! quem é responsável pela vitória do governismo no c.a. da letras? - Território Livre

quem é responsável pela vitória do governismo no c.a. da letras?

Terminou a eleição para o CAELL — Centro Acadêmico de Estudos Linguísticos e Literários da USP. Como já ressaltamos, trata-se de um dos mais importantes CAs do Brasil, devido à dimensão do curso (cerca de 5 mil estudantes), e por estar instalado dentro da FFLCH, uma das faculdades historicamente mais importantes para o ME nacional. O CAELL já teve protagonismo em lutas nacionais e pode voltar a ter, caso supere a situação atual.
Venceu a chapa “Ruído Rosa” com 354 votos. Ela é composta por setores vinculados ao PT e mantém seu trabalho político no curso sobretudo via articulação de grupos de amigos e rebaixamento da discussão política nacional (afinal, de que outra forma o PT poderia se manter?).

Em segundo lugar ficaram os companheiros da “Por isso me grito” (Juventude às Ruas e independentes), com 243 votos, e, por último, a “Flores de Mandacaru” (PSTU e PSOL), com 172 votos.

Nós apoiamos criticamente os companheiros da chapa “Por isso me grito” (veja aqui) e agora os parabenizamos publicamente pelo segundo lugar. Como dissemos, tais companheiros tiverem um importante papel na última greve, junto com os trabalhadores efetivos, junto com os terceirizados, bem como têm dado destaque à luta internacional da juventude no México, EUA, etc., o que é fundamental.

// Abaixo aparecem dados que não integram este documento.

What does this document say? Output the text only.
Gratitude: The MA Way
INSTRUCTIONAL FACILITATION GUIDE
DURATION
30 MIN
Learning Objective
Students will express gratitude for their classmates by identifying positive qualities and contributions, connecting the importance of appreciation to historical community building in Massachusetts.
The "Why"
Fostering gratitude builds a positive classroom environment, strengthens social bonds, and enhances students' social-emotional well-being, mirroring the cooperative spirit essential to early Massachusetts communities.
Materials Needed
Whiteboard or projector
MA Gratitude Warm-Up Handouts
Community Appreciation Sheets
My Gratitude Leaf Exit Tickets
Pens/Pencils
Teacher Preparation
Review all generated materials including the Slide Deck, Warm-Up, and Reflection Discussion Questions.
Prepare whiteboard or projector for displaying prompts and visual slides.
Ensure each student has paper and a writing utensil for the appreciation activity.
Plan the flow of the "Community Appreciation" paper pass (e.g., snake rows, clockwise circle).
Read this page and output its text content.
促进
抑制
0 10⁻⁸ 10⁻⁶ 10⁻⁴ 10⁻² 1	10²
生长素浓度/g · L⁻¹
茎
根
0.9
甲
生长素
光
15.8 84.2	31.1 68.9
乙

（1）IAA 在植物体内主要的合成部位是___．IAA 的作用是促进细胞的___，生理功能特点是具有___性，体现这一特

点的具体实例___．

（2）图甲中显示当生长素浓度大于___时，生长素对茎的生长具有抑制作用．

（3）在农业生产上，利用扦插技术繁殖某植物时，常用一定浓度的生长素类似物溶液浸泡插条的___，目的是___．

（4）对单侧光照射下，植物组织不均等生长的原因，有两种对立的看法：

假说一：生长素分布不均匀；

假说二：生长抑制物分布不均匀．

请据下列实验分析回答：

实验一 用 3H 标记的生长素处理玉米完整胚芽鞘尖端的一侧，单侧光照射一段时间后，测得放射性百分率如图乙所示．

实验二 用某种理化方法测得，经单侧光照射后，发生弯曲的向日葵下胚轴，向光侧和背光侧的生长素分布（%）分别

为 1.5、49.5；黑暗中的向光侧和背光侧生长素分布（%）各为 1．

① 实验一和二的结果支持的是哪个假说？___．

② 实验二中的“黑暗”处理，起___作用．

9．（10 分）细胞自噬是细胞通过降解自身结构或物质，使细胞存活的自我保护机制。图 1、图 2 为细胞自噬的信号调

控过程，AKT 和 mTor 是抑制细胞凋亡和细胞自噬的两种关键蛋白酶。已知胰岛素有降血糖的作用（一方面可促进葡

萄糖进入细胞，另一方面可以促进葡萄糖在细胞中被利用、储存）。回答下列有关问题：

Mas pensamos que é central ressaltar que as forças governistas (PT), que são um crescente problema para o ME uspiano, poderiam ter sido derrotadas, não fosse a política errada dos setores que se dizem anti-governo, sobretudo do PSTU e do PSOL.

A responsabilidade pela vitória do PT na Letras recai, sobretudo, nas costas do PSTU e do PSOL, que inviabilizaram a unidade dos setores de oposição ao governo do PT. A unidade do PSTU, PSOL e Juventude às Ruas seria decisiva para uma vitória que afastasse o PT da entidade. Mesmo uma unidade entre os que constróem a ANEL (PSTU e Juventude às Ruas) teria bastado para derrotar o governismo e marcaria posição do PSTU em se afastar da política conciliadora do Juntos (MES-PSOL). Isso seria fundamental para fortalecer uma tendência antipetista na FFLCH.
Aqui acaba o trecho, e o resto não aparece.